Whoever expects a one-word answer can stop reading here. Vulnerability exploitation is usually a complex multistep process, which may require more than one vulnerability. Let’s look more closely at this newly discovered vulnerability. It requires bringing up a loop back device, opening a socket with several on-default socket options and then sending a specially crafted message to itself. This is not a code that any application would have in it. So why should we be afraid of this vulnerability at all?

The short answer is because hackers can exploit some other vulnerability inside an application and inject their malicious code, which will trigger the privilege escalation via CVE-2020-14386, turning this application into a highly privileged remotely controlled ghost inside your environment. We should also ask ourselves how much better this kind of ghost would have been without the root privileges. It would still be able to access any data or interface accessible by the original application and steal any information from them.

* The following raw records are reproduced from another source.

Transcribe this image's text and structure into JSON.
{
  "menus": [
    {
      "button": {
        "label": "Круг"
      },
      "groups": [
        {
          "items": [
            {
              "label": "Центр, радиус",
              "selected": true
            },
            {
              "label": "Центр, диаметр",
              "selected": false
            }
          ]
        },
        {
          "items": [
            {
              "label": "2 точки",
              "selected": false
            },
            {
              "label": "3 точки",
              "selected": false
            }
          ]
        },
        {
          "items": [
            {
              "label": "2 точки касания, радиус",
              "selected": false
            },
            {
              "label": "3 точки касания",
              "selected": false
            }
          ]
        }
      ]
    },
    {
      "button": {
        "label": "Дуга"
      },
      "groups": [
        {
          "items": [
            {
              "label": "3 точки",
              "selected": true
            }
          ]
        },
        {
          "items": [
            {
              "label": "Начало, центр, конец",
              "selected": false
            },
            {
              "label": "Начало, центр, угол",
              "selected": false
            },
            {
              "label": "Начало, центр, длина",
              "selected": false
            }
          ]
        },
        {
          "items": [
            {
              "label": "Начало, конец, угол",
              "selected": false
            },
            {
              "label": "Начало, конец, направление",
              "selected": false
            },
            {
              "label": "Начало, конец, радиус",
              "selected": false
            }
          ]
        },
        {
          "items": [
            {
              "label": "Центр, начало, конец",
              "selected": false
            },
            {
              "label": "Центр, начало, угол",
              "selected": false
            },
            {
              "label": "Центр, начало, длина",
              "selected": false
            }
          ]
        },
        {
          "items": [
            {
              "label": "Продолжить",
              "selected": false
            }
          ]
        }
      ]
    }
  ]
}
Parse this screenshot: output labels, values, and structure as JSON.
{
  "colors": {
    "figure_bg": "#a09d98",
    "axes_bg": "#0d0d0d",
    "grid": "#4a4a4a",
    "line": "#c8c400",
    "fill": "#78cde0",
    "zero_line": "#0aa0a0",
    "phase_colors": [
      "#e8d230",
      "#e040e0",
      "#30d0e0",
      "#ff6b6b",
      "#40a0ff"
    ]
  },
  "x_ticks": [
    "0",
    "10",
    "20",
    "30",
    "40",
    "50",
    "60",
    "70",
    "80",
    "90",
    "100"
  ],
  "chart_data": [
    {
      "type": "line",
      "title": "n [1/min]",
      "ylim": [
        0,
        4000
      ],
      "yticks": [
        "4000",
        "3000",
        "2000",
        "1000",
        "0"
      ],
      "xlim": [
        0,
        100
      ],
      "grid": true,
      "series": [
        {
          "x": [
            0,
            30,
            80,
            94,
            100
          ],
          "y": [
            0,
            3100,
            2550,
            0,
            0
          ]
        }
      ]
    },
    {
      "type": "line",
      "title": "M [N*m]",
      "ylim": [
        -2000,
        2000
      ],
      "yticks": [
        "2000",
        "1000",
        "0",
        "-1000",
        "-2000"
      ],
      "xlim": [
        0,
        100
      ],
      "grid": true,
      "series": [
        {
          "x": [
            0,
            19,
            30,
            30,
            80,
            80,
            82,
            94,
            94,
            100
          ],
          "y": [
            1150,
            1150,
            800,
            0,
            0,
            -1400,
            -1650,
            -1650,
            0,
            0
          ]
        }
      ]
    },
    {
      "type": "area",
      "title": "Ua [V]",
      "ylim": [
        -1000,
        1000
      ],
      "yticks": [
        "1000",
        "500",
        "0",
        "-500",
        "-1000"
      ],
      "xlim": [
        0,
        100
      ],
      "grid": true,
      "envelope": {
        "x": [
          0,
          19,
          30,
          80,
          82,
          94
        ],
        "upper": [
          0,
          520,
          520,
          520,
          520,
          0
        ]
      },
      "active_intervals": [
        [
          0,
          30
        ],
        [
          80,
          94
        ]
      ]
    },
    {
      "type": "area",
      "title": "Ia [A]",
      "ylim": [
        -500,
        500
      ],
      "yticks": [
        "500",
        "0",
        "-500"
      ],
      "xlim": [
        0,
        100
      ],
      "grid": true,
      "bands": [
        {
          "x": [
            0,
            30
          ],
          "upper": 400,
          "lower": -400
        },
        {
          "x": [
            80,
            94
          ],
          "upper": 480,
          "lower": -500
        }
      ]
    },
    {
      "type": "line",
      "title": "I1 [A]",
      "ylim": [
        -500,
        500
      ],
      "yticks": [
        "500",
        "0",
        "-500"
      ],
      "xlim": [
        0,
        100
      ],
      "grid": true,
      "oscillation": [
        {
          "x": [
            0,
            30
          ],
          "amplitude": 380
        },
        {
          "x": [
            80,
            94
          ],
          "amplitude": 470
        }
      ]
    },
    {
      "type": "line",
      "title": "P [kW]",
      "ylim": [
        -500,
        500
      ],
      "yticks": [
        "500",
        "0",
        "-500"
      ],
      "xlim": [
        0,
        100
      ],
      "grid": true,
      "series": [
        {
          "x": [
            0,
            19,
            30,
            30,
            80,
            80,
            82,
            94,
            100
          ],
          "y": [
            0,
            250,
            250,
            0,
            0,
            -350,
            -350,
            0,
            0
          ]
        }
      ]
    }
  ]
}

Choosing the right strategy

Focusing our attention and resources on the prevention of a single (e.g., privilege escalation) vulnerability is a losing strategy. Clever attackers may even deliberately publish a certain vulnerability to draw our attention someplace else, while they target a completely different part of our system. I am not suggesting we should ignore known vulnerabilities, however, but there are different ways to address them. In most cases, legitimate applications will not cause any damage running with known vulnerabilities, even if they run as root. It is the potential injection of malicious code – altering these applications –that makes them so dangerous, with and without the root privileges.

The ARMO approach

Instead, of hunting specific vulnerabilities, ARMO takes a completely different approach. We provide continuous runtime validation of application software integrity performed in RAM, right where the software runs, ensuring that only authorized and uncompromised software can run inside a customer solution. This method ensures wider and more proactive protection against many types of vulnerabilities, including the privilege escalation. Our approach protects against the actual exploitation of vulnerabilities and the damage they can cause, regardless of them being previously known or zero-day.

On top of this, ARMO continuously verifies the actual application privilege level to identify a potential escalation that may have been perpetrated from the outside; for example, by sending a malicious network packet to it. We also provide DevOps with a remote-control tool that can drop application privilege levels if an application fails to do so on its own.

Immunity by design

Protecting applications and microservices from within is a paradigm-shift approach that does not rely on the infrastructure posture. It assumes that the infrastructure can be compromised at any time, and that the application must protect itself anywhere it runs. This approach can protect a broader spectrum of architectures– from legacy VMs to various container management systems such as Docker, Fargate, Nomad and Kubernetes – and from heavy applications to light-weight microservices.

In addition to runtime integrity, ARMO offers identity-based network API access protection and transparent data encryption capabilities. Working together in one product, these features establish an inherent security layer allowing customers to protect all their solutions, regardless of where they run and whether the attacker is external or an insider with the highest privilege level.